Renaudin, de P00ls, donne l’exemple d’un adolescent de 14 ans qui n’a pas les moyens d’acheter une pièce de sa marque préférée, mais qui sait tout sur elle – son histoire, son directeur de la création, ses produits – et s’engage de manière non monétaire. « Les marques peuvent leur donner les moyens de faire grandir la marque ensemble, par le biais du marketing, des recommandations, du contenu généré par la communauté. Vous construisez votre propre petite armée de personnes qui aiment ce que vous faites. »
Try Your Best utilise les jetons cryptographiques comme mécanisme de coordination avant tout, a récemment déclaré le fondateur Ty Haney à Vogue Business. Les fans pourraient être récompensés pour des actions que les consommateurs engagés feraient déjà, comme poster sur les réseaux sociaux, assister à des événements et soumettre des critiques.

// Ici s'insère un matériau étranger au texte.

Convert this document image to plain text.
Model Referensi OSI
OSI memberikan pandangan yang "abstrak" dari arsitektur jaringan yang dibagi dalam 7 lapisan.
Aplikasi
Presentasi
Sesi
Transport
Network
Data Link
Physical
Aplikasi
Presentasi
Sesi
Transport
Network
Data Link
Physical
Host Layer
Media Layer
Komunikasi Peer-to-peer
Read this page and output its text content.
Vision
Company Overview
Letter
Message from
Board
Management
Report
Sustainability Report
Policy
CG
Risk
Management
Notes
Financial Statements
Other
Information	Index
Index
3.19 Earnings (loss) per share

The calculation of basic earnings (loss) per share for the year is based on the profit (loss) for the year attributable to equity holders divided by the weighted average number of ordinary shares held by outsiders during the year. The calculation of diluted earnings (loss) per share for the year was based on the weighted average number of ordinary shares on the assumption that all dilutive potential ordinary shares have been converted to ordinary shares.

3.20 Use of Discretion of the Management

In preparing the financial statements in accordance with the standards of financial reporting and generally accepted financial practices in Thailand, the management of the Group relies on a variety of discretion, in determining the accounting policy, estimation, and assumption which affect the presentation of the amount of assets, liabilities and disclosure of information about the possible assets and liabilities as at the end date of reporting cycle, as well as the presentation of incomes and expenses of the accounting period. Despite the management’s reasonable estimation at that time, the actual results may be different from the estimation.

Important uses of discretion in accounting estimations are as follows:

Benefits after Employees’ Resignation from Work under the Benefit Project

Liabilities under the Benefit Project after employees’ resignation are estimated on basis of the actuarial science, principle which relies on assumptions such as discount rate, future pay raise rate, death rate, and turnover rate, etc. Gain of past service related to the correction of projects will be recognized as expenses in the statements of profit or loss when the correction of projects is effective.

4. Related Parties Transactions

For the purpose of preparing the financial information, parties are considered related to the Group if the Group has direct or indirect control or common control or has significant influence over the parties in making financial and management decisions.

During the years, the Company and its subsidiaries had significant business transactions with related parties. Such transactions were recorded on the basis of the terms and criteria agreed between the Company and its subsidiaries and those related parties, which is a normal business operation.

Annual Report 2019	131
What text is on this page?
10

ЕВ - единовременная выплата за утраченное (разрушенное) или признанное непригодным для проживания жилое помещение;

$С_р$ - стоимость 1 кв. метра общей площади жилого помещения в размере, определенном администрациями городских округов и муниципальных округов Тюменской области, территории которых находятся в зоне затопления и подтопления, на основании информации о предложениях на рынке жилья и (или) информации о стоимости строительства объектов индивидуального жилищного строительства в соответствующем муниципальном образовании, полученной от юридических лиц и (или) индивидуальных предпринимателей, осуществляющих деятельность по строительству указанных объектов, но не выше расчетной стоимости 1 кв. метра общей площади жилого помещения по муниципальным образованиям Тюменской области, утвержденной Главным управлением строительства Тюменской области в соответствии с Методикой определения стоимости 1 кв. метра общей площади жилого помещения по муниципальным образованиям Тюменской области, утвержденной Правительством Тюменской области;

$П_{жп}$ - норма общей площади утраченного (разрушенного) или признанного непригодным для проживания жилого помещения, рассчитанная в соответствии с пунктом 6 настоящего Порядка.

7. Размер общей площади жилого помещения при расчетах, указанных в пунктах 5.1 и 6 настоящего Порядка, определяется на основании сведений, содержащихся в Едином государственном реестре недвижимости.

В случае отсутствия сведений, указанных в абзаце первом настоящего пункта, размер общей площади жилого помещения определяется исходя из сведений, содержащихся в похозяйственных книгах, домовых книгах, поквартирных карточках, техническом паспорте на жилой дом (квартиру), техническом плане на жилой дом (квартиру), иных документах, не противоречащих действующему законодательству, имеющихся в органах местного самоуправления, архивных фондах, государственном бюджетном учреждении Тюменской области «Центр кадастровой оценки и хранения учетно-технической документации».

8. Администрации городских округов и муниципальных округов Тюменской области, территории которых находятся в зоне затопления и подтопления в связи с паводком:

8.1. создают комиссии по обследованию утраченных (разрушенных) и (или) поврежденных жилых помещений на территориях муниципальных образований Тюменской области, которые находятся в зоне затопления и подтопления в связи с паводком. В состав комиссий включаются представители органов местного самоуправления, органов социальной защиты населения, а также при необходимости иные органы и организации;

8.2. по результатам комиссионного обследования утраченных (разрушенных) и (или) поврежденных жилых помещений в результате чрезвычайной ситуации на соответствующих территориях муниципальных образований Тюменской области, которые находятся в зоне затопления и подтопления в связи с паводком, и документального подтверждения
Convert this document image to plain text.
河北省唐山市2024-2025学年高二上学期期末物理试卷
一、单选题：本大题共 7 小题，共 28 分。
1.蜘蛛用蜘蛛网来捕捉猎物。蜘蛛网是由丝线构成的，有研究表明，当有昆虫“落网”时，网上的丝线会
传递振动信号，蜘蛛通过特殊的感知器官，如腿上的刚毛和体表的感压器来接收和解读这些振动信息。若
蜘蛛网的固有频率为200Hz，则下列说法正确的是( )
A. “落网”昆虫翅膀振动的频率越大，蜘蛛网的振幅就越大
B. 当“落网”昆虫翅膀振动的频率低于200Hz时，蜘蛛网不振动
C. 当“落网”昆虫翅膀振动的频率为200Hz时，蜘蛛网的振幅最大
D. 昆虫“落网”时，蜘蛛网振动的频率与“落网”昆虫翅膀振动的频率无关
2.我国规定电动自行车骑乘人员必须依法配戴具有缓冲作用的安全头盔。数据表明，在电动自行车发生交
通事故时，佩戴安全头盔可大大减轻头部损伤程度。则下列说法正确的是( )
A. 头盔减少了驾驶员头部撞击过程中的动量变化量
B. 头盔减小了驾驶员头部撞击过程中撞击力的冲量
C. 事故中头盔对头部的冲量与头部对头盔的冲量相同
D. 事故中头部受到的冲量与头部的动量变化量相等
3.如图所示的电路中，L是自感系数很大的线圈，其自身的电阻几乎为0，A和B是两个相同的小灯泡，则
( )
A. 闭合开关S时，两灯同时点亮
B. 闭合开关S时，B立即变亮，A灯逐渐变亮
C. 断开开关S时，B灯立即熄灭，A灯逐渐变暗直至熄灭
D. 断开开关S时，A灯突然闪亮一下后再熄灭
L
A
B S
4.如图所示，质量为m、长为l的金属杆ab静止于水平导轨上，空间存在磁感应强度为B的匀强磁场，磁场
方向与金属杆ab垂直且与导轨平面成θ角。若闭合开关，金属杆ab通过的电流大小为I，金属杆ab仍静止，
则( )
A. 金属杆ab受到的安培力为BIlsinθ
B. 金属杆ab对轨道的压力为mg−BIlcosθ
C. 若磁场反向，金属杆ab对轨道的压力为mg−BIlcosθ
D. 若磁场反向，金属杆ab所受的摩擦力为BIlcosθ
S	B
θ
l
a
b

Si certains utilisent les NFT pour organiser des programmes de fidélité explicites, d’autres les mettent en avant pour débloquer des avantages à long terme. GCDS offre une réduction permanente sur le commerce électronique aux détenteurs de son NFT Wirdo, qui a été lancé en octobre. Le directeur de la création de GCDS, Giuliano Calza, compare la possession d’un NFT à la participation à un programme d’adhésion. « Nous ajoutons constamment de nouveaux articles et sélectionnons différentes pièces de la collection qui seront vendues avec une remise de 30 % », explique-t-il.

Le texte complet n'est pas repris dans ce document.